Und schließlich die bestandene Lehre zum Nachrichtentechniker.
    Gottfried schüttelte seine Gedanken ab, schob den Rechnungsblock
heran und zog einen Stift aus dem Ärmelverschluss. Er notierte und überlegte
zwischendurch, welche weiteren Möglichkeiten er hatte, an Clara heranzukommen.
    SMS , AB , E-Mail. »Briefe« strich er wieder
durch. Blumen schicken, Warensendungen in ihrem Namen bestellen, Gerüchte
streuen (»Wie?«, schrieb er dahinter), Leute ausfragen (als Journalist
ausgeben), wieder auf einer Party auftauchen und sie verehren. Die GEZ kündigen.
    Lauter liebenswerte Aktivitäten, dachte er. Ich tu ihr nicht weh.
Ich bedrohe sie nicht, ich nötige sie nicht. Ich will sie nur ein bisschen auf
mich aufmerksam machen und unter Kontrolle halten. Von Kind auf war er von der
Neigung besessen, in anderer Leute Leben herumzuschnüffeln. Gottfried war das
zwar bewusst, aber es war ihm wurscht.
    Mit seinen Kunden war das anders. Er wusste über jeden einzelnen seiner
Stammkunden – Männer wie Frauen – hundert Prozent Bescheid. Die Bauer Rosi
betrügt ihren Mann, der Bürgermeister ist hinter seiner Vorzimmer her, die
bigotten Osterlohers rennen jeden Sonntag in die Kirche, die jungen Inöglüs mit
ihren vier Kindern schicken jeden Monat Geld nach Hause … Nicht weil er seinen
Kunden nachspionierte, kannte er ihre Gewohnheiten und Eigenarten.
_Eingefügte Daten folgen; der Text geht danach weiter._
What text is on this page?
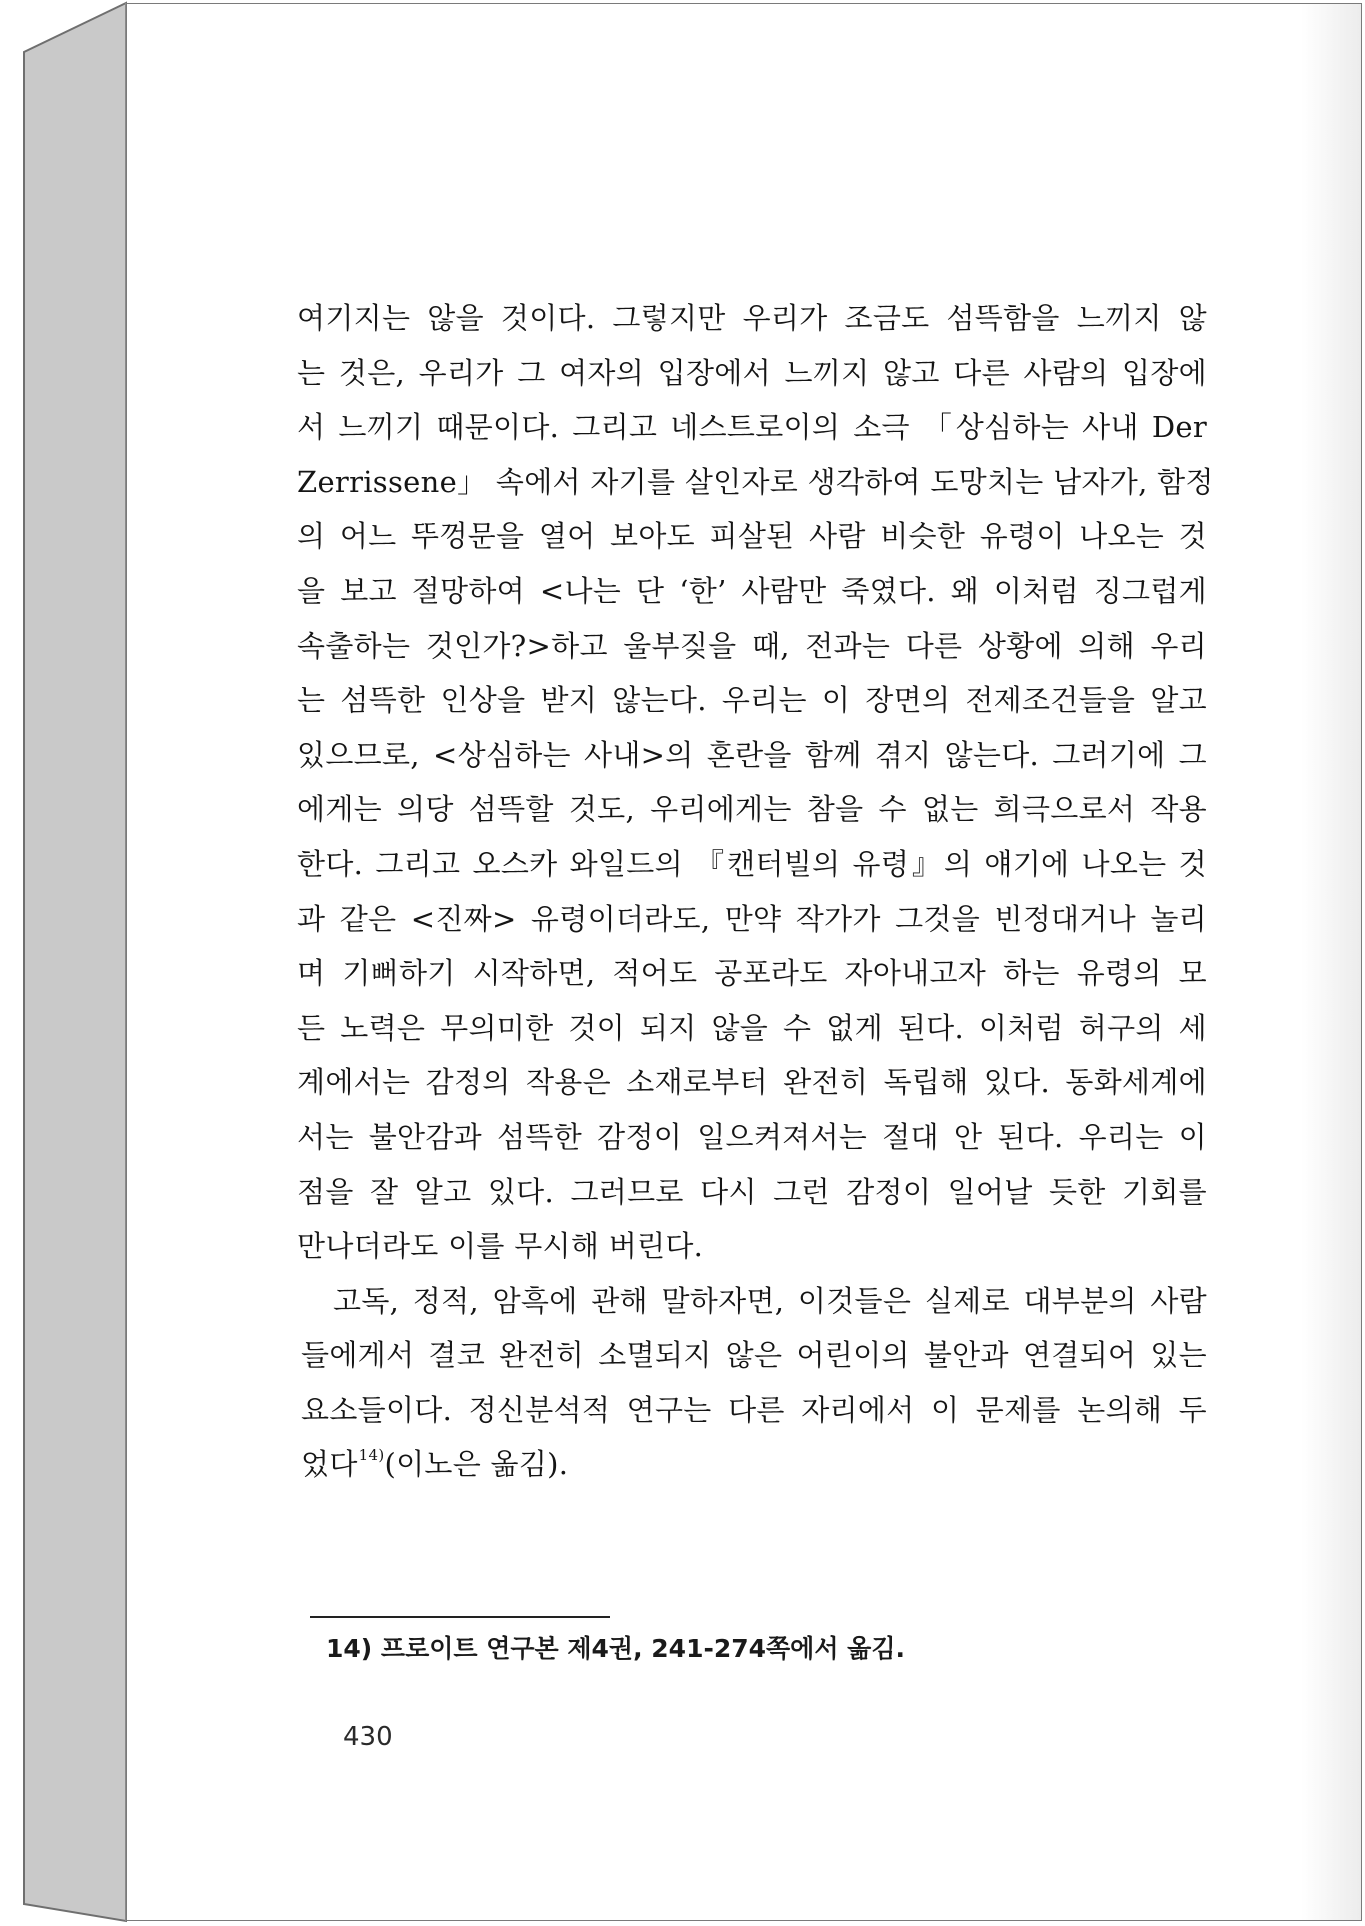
여기지는 않을 것이다. 그렇지만 우리가 조금도 섬뜩함을 느끼지 않
는 것은, 우리가 그 여자의 입장에서 느끼지 않고 다른 사람의 입장에
서 느끼기 때문이다. 그리고 네스트로이의 소극 「상심하는 사내 Der
Zerrissene」 속에서 자기를 살인자로 생각하여 도망치는 남자가, 함정
의 어느 뚜껑문을 열어 보아도 피살된 사람 비슷한 유령이 나오는 것
을 보고 절망하여 <나는 단 ‘한’ 사람만 죽였다. 왜 이처럼 징그럽게
속출하는 것인가?>하고 울부짖을 때, 전과는 다른 상황에 의해 우리
는 섬뜩한 인상을 받지 않는다. 우리는 이 장면의 전제조건들을 알고
있으므로, <상심하는 사내>의 혼란을 함께 겪지 않는다. 그러기에 그
에게는 의당 섬뜩할 것도, 우리에게는 참을 수 없는 희극으로서 작용
한다. 그리고 오스카 와일드의 『캔터빌의 유령』의 얘기에 나오는 것
과 같은 <진짜> 유령이더라도, 만약 작가가 그것을 빈정대거나 놀리
며 기뻐하기 시작하면, 적어도 공포라도 자아내고자 하는 유령의 모
든 노력은 무의미한 것이 되지 않을 수 없게 된다. 이처럼 허구의 세
계에서는 감정의 작용은 소재로부터 완전히 독립해 있다. 동화세계에
서는 불안감과 섬뜩한 감정이 일으켜져서는 절대 안 된다. 우리는 이
점을 잘 알고 있다. 그러므로 다시 그런 감정이 일어날 듯한 기회를
만나더라도 이를 무시해 버린다.
고독, 정적, 암흑에 관해 말하자면, 이것들은 실제로 대부분의 사람
들에게서 결코 완전히 소멸되지 않은 어린이의 불안과 연결되어 있는
요소들이다. 정신분석적 연구는 다른 자리에서 이 문제를 논의해 두
었다$^{14)}$(이노은 옮김).
14) 프로이트 연구본 제4권, 241-274쪽에서 옮김.
430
Nein, er
brauchte sie nur ein bisserl auszufragen, Fangfragen stellen, die Leut
aufeinanderhetzen, die Ohren aufstellen, wenn sie in Zweier- und Dreierreihen
vor ihm standen.
    Er ließ den Stift sinken, um die Frau Eberharter aus dem Dorf zu
bedienen.
    »Bittschön, sehr gern, Frau Eberharter. Zwei halbe, zwei Krautsalat,
drei Semmeln. I packl Eahna ois ein und leg die Servietten dazu, gell? An
guatn! Pfüa God!«
    Die Eberhartin war unbemannt, führte das Lebensmittelgeschäft in der
Dorfstraße und pflegte ihren schwer zuckerkranken Vater. Es wurde gemunkelt,
sie habe was mit dem Schankkellner vom Brunnerwirt.
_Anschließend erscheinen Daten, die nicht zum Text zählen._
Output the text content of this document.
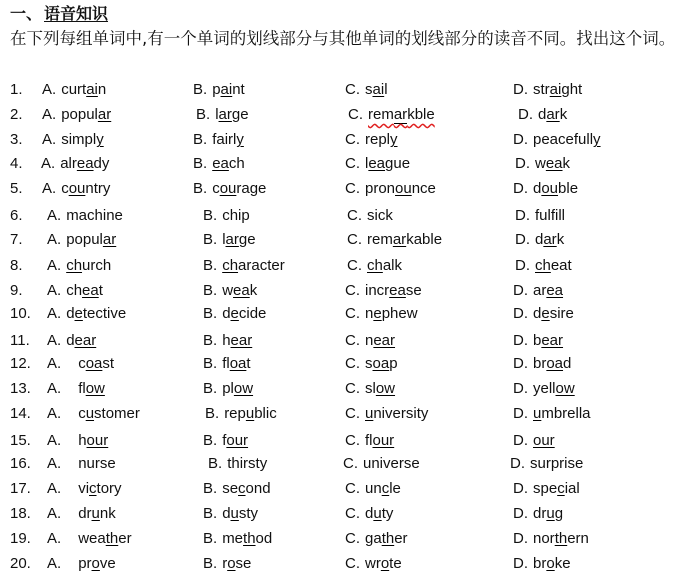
一、 语音知识
在下列每组单词中,有一个单词的划线部分与其他单词的划线部分的读音不同。找出这个词。
1. A. curtain	B. paint	C. sail	D. straight
2. A. popular	B. large	C. remarkble	D. dark
3. A. simply	B. fairly	C. reply	D. peacefully
4. A. already	B. each	C. league	D. weak
5. A. country	B. courage	C. pronounce	D. double
6. A. machine	B. chip	C. sick	D. fulfill
7. A. popular	B. large	C. remarkable	D. dark
8. A. church	B. character	C. chalk	D. cheat
9. A. cheat	B. weak	C. increase	D. area
10. A. detective	B. decide	C. nephew	D. desire
11. A. dear	B. hear	C. near	D. bear
12. A. coast	B. float	C. soap	D. broad
13. A. flow	B. plow	C. slow	D. yellow
14. A. customer	B. republic	C. university	D. umbrella
15. A. hour	B. four	C. flour	D. our
16. A. nurse	B. thirsty	C. universe	D. surprise
17. A. victory	B. second	C. uncle	D. special
18. A. drunk	B. dusty	C. duty	D. drug
19. A. weather	B. method	C. gather	D. northern
20. A. prove	B. rose	C. wrote	D. broke
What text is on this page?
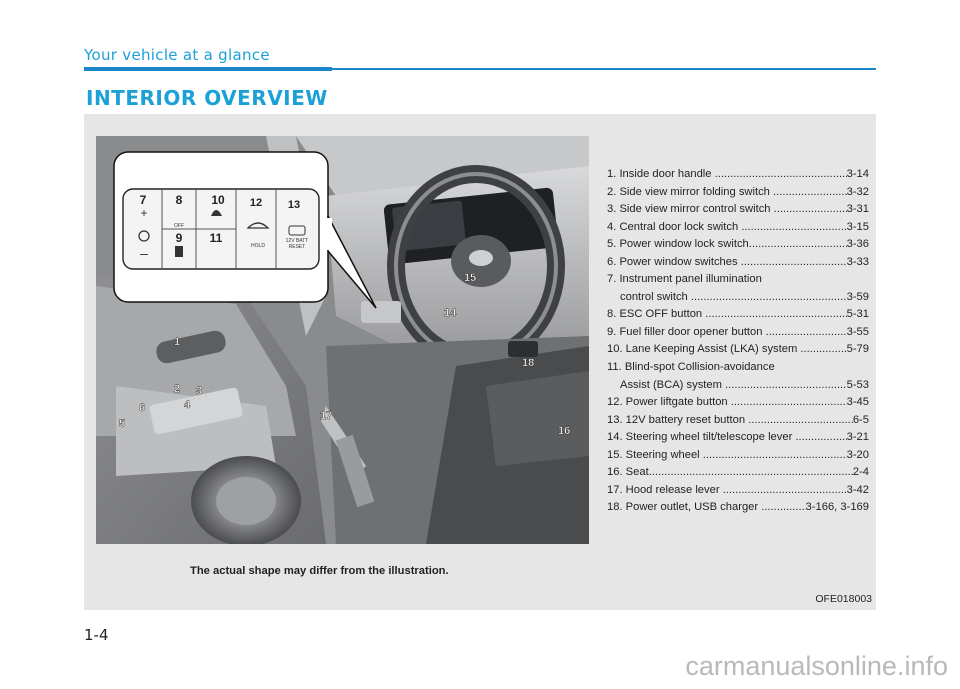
Your vehicle at a glance
INTERIOR OVERVIEW
+
–
OFF
HOLD
12V BATT
RESET
7 8
9
10
11
12 13
1
2 3
4
5
6
14
15
16
17
18
1. Inside door handle .....	3-14
2. Side view mirror folding switch .....	3-32
3. Side view mirror control switch .....	3-31
4. Central door lock switch .....	3-15
5. Power window lock switch .....	3-36
6. Power window switches .....	3-33
7. Instrument panel illumination
control switch .....	3-59
8. ESC OFF button .....	5-31
9. Fuel filler door opener button .....	3-55
10. Lane Keeping Assist (LKA) system .....	5-79
11. Blind-spot Collision-avoidance
Assist (BCA) system .....	5-53
12. Power liftgate button .....	3-45
13. 12V battery reset button .....	6-5
14. Steering wheel tilt/telescope lever .....	3-21
15. Steering wheel .....	3-20
16. Seat .....	2-4
17. Hood release lever .....	3-42
18. Power outlet, USB charger .....	3-166, 3-169
The actual shape may differ from the illustration.
OFE018003
1-4
carmanualsonline.info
    Gottfried seufzte. Er musste an die Lisbeth denken, die Gruberin,
seine Bewährungshelferin. Wär das doch schön, wenn das Märchen, das er ihr
aufgetischt hatte, das von Isabelle, wahr wäre. Er hatte sie mehrfach im
Glauben gelassen, seine Sexkenntnisse stammten vom Umgang mit Isabelle. In Wirklichkeit
ging er, sooft er es sich leisten konnte, ins Bordell nach Rosenheim. Meistens
ins Pik As drunten am Inn. Von dorther war er Spezialist in Kondomen.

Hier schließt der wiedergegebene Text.